Hitachi announced today new Deskstar hard drives, the T7K500 and 7K160. Compared to the T7K250 and 7K500, the T7K500 singles out because of their higher surface density. If the other drives' platter density is of 125 GB, the T7K500's reaches 160GB. It should result in higher sequential transfer rates. Hitachi hasn't yet however communicated figures on the subject.
4 capacities are announced: 250, 320, 400 and 500 GB. These drives respectively include 2, 2, 3 and 3 platters. Contrary to what we could have thought, Hitachi says that the 250 and 400 GB version use both faces of their platters. We think then that they won't use them entirely and that the average access time of these discs will be better than the 320 and 500 GB version.
For each of the four capacities, three version will be available: Parallel-ATA with 8MB of cache, Serial-ATA with 8 MB of cache and Serial-ATA with 16 MB of cache. Of course SATA version will support SATA 3 Gbits/s and NCQ.
The 7K160 is a mono platter version intended for entry level products like the 7K80 was. It also has a 160 GB platter and will be available in 80 GB or 160 GB versions. Only one face of the platter is in use in the first version. Capacities are in consequence doubled compared to the previous generation. Access time has also been reduced from 8.8 to 8.5ms. The 7K160 cache will be of 8 MB whether if it is for the 160 or 80 GB and whether if it is P-ATA or S-ATA.

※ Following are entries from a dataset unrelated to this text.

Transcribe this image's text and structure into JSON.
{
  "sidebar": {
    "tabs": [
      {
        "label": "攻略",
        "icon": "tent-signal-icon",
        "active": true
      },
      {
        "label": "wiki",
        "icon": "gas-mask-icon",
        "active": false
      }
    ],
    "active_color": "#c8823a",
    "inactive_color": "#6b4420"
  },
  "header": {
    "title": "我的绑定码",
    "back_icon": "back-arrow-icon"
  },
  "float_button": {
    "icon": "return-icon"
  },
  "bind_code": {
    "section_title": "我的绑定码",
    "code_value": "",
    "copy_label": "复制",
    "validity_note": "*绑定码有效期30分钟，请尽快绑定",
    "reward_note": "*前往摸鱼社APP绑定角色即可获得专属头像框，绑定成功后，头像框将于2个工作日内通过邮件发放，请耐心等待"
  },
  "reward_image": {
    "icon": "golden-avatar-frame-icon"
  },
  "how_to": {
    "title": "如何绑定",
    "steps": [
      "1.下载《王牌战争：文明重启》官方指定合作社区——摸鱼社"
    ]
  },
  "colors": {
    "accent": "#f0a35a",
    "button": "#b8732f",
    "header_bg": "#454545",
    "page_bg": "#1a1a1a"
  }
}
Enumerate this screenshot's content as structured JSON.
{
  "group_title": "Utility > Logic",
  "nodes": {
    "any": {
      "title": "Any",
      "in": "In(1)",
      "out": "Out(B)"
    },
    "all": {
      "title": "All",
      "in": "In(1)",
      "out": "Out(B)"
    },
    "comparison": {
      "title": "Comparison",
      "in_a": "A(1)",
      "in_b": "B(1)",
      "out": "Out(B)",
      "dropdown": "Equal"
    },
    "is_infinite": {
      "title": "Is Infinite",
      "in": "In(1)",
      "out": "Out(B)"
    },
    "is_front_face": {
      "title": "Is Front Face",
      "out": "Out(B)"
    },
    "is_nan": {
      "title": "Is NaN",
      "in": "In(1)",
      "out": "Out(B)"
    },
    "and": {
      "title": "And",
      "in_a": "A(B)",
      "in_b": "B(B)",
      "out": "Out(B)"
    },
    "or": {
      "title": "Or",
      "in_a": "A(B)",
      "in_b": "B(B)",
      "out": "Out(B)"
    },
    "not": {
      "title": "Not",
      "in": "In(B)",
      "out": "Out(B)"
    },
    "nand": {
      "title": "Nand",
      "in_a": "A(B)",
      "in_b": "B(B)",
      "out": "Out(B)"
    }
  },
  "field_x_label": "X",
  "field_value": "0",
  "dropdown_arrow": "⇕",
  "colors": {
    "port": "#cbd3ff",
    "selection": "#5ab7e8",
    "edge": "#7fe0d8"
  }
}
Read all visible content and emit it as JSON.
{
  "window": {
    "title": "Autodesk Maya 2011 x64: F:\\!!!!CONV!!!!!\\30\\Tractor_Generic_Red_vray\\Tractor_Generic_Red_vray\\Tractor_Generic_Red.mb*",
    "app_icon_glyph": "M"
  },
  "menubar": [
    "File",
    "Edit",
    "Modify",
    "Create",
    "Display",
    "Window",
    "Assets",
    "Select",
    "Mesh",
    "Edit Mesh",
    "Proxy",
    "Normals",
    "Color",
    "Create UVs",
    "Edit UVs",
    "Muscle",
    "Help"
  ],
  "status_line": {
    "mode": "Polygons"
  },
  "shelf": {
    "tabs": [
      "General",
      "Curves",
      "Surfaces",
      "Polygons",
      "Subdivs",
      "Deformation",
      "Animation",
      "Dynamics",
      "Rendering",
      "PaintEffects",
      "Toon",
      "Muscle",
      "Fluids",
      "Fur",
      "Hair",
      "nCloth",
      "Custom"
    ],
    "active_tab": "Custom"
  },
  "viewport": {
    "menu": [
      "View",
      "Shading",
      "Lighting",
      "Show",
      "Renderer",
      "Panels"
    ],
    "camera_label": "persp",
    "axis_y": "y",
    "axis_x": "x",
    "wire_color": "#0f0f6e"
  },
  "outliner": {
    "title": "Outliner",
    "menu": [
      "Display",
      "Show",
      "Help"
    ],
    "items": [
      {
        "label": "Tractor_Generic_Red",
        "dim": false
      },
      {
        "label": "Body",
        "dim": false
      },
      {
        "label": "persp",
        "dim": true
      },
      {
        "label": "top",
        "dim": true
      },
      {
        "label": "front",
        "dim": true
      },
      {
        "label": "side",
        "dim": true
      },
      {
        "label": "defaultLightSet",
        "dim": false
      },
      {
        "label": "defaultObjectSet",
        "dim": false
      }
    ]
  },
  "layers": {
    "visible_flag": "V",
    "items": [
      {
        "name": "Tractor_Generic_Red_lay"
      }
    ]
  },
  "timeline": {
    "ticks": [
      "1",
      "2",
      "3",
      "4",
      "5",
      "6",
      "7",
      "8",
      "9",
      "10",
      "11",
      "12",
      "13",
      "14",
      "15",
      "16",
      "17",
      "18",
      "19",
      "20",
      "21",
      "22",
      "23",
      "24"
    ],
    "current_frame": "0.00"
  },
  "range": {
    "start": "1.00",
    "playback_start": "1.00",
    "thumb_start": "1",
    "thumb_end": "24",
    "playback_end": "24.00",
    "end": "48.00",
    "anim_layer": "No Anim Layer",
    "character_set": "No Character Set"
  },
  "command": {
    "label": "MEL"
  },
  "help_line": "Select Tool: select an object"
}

Another innovation for Hitachi: the CinemaStar T7K500 and 7K160… which are in fact Deskstar drives with standard acoustic management activated by default. They are more silent but also slower. Access time increases from 8.5 to 14ms. The only dark spot of this announcement is that the worldwide availability isn't expected before the beginning of the third quarter. Is Hitachi trying to beat Seagate for the delay between announcement and availability?